In the United States, the typical pretrial process proceeds from arrest to preliminary arraignment to a mandatory court appearance, when appropriate. During the preliminary arraignment, a judge or magistrate chooses whether to release or detain the suspect, a decision intended to account for the likelihood that the person will return to court or commit new crimes. This is especially important in domestic violence, which is often a serial offense and directed at a particular individual.
Arraignments are usually brief, with outcome projections made based on limited data. However, Richard Berk, a professor of criminology, and a professor of statistics at the Wharton School, and Susan B. Sorenson, a professor of social policy in the School of Social Policy and Practice, found that using machine-learning forecasts at these proceedings can dramatically reduce subsequent domestic violence arrests.
“A large number of criminal justice decisions by law require projections of the risk to society. These threats are called ‘future dangerousness,’” Berk says. “Many decisions, like arraignments, are kind of seat-of-the-pants. The question is whether we can do better than that, and the answer is yes we can. It’s a very low bar.”
For domestic violence crimes between intimate partners, parents and children, or even siblings, there’s typically a threat to one particular person, says Sorenson, who directs Penn’s Evelyn Jacobs Ortner Center on Family Violence.
“It’s not a general public safety issue,” she says. “With a domestic violence charge, let’s say a guy—and it usually is a guy—is arrested for this and is awaiting trial. He’s not going to go assault some random woman. The risk is for a re-assault of the same victim.”
To understand how machine learning could help in domestic violence cases, Berk and Sorenson obtained data from more than 28,000 domestic violence arraignments between January 2007 and October 2011. They also looked at a two-year follow-up period after release that ended in October 2013.
A computer can “learn” from training data which kinds of individuals are likely to re-offend. For this research, the 35 initial inputs included age, gender, prior warrants and sentences, and even residential location.
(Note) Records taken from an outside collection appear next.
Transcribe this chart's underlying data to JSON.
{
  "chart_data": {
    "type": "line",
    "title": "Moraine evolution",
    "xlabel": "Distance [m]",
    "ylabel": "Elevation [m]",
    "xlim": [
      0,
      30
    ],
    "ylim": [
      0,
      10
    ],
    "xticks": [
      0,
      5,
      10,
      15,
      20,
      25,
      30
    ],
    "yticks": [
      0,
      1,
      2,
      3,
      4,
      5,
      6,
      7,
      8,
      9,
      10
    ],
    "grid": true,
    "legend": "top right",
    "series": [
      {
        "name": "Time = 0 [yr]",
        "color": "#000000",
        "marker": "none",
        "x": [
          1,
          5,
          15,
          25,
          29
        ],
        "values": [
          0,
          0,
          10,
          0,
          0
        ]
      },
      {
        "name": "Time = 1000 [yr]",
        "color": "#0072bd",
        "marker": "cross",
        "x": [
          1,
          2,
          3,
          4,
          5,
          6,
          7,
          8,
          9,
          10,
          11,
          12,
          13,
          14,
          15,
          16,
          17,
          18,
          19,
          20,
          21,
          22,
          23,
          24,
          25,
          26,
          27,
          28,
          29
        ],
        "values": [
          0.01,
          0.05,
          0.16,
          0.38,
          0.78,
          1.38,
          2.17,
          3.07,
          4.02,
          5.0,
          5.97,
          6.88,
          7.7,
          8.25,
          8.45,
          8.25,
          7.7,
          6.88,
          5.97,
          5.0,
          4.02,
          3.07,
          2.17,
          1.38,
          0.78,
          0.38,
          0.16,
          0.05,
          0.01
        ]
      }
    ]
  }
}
These data points help the computer understand appropriate associations for projected risk, offering extra information to a court official deciding whether to release an offender.
“In all kinds of settings, having the computer figure this out is better than having us figure it out,” Berk says.
That’s not to say there aren’t obstacles to its use. The number of mistaken predictions can be unacceptably high, and some people object in principle to using data and computers in this manner. To both of these points, the researchers respond that machine learning is simply a tool.
“It doesn’t make the decisions for people by any stretch,” Sorenson says. These choices “might be informed by the wisdom that accrues over years of experience, but it’s also wisdom that has accrued only in that courtroom. Machine learning goes beyond one courtroom to a wider community.”
In some criminal justice settings, use of machine learning is already routine, although different kinds of decisions require different datasets from which the computer must learn. The underlying statistical techniques, however, remain the same.
Berk and Sorenson contend the new system can improve current practices.
“The algorithms are not perfect. They have flaws, but there are increasing data to show that they have fewer flaws than existing ways we make these decisions,” Berk says. “You can criticize them—and you should, because we can always make them better—but, as we say, you can’t let the perfect be the enemy of the good.”
The Penn researchers published their work in the Journal of Empirical Legal Studies.